Si el pueblo, ese que
no se da por vencido, que no quiere esta paupérrima patria comunista de los chavistas
y maduristas, ni la miseria que ellos representan, sigue luchando masiva,
contundente e inteligentemente en las calles, tendremos seguro de nuevo la alegría
de vivir con decencia, tranquilidad y oportunidades de crecimiento.
martes, 16 de mayo de 2017
Maduro no ha restringido garantías constitucionales
Isaac Villamizar
Profesor de Postgrado de Derecho
Constitucional de UNET
A raíz de un nuevo Decreto de
Estado de Excepción de Emergencia Económica, el 2.849 publicado en la Gaceta
Oficial del 13 de mayo de 2017, se viene especulando que el Presidente de la
República ha “suspendido” las garantías constitucionales. Este escrito es a
título de aclaratoria sobre cuál es la
situación jurídica que se produce con este Decreto.
I.- ANTECEDENTES
Nicolás Maduro produjo el 21 de
Agosto de 2015 el primer Estado de Emergencia Económica para seis municipios
fronterizos del Estado Táchira. Luego lo extendió a otros cuatro municipios el
29 de agosto del mismo año. Posteriormente, dictó un Decreto de Estado de Excepción
de Emergencia Económica para todo el país el 14 de Enero de 2016. Estos
Decretos se han venido prorrogando continuamente, violentando las disposiciones
y principios constitucionales que hacen procedente un Estado de Excepción. Hay
dos de ellos que se deben destacar. En primer lugar, un Estado de Emergencia Económica
tiene un límite en su duración de 60 días, prorrogables 60 días adicionales. Y
ello es así porque la finalidad de un Estado de Excepción es que el Ejecutivo Nacional
adopte medidas extraordinarias, ante circunstancias también extraordinarias,
para restablecer la normalidad en ese lapso. El constituyente entiende que en
120 días máximos es posible volver a la normalidad con esas medidas urgentes.

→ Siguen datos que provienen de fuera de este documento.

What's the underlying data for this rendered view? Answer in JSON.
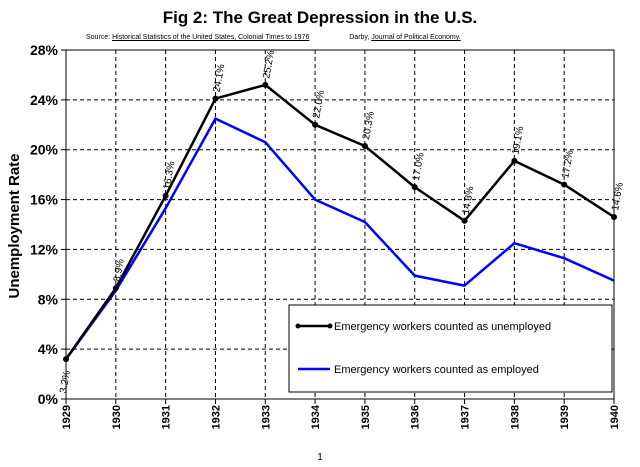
{
  "title": "Fig 2:  The Great Depression in the U.S.",
  "source": {
    "prefix": "Source:",
    "book": "Historical Statistics of the United States, Colonial Times to 1976",
    "author": "Darby,",
    "journal": "Journal of Political Economy."
  },
  "page_number": "1",
  "colors": {
    "unemployed": "#000000",
    "employed": "#0000ff",
    "grid": "#000000"
  },
  "chart_data": {
    "type": "line",
    "ylabel": "Unemployment Rate",
    "xlabel": "",
    "ylim": [
      0,
      28
    ],
    "yticks": [
      0,
      4,
      8,
      12,
      16,
      20,
      24,
      28
    ],
    "ytick_labels": [
      "0%",
      "4%",
      "8%",
      "12%",
      "16%",
      "20%",
      "24%",
      "28%"
    ],
    "x": [
      "1929",
      "1930",
      "1931",
      "1932",
      "1933",
      "1934",
      "1935",
      "1936",
      "1937",
      "1938",
      "1939",
      "1940"
    ],
    "grid": true,
    "legend_position": "bottom-right",
    "series": [
      {
        "name": "Emergency workers counted as unemployed",
        "key": "unemployed",
        "markers": true,
        "values": [
          3.2,
          8.9,
          16.3,
          24.1,
          25.2,
          22.0,
          20.3,
          17.0,
          14.3,
          19.1,
          17.2,
          14.6
        ],
        "labels": [
          "3.2%",
          "8.9%",
          "16.3%",
          "24.1%",
          "25.2%",
          "22.0%",
          "20.3%",
          "17.0%",
          "14.3%",
          "19.1%",
          "17.2%",
          "14.6%"
        ]
      },
      {
        "name": "Emergency workers counted as employed",
        "key": "employed",
        "markers": false,
        "values": [
          3.2,
          8.7,
          15.3,
          22.5,
          20.6,
          16.0,
          14.2,
          9.9,
          9.1,
          12.5,
          11.3,
          9.5
        ]
      }
    ]
  }
}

Sin embargo, el Presidente ha declarado
ya siete veces ese Estado de Excepción, incluido este Decreto 2.849, lo que no
sólo, repito, violenta la norma constitucional, sino que demuestra, con evidencia
oficial, que Maduro es incapaz de restablecer , ni siquiera con medidas
extraordinarias, la normalidad de las circunstancias fácticas que originaron
tales decretos. En el año 2016 se estuvo bajo Estado Excepción a nivel nacional
durante 360 días. Y en el año 2017 el país se encuentra en Estado de Excepción
desde el 13 de enero.
También son inconstitucionales
estos decretos, porque no los ha enviado a la Asamblea Nacional, en los ocho
días subsiguientes para su consideración y aprobación, tal como lo preceptúa el
Artículo 339 constitucional, y a pesar de que efectivamente la propia Asamblea
Nacional ha emitido acuerdos rechazando tales decretos.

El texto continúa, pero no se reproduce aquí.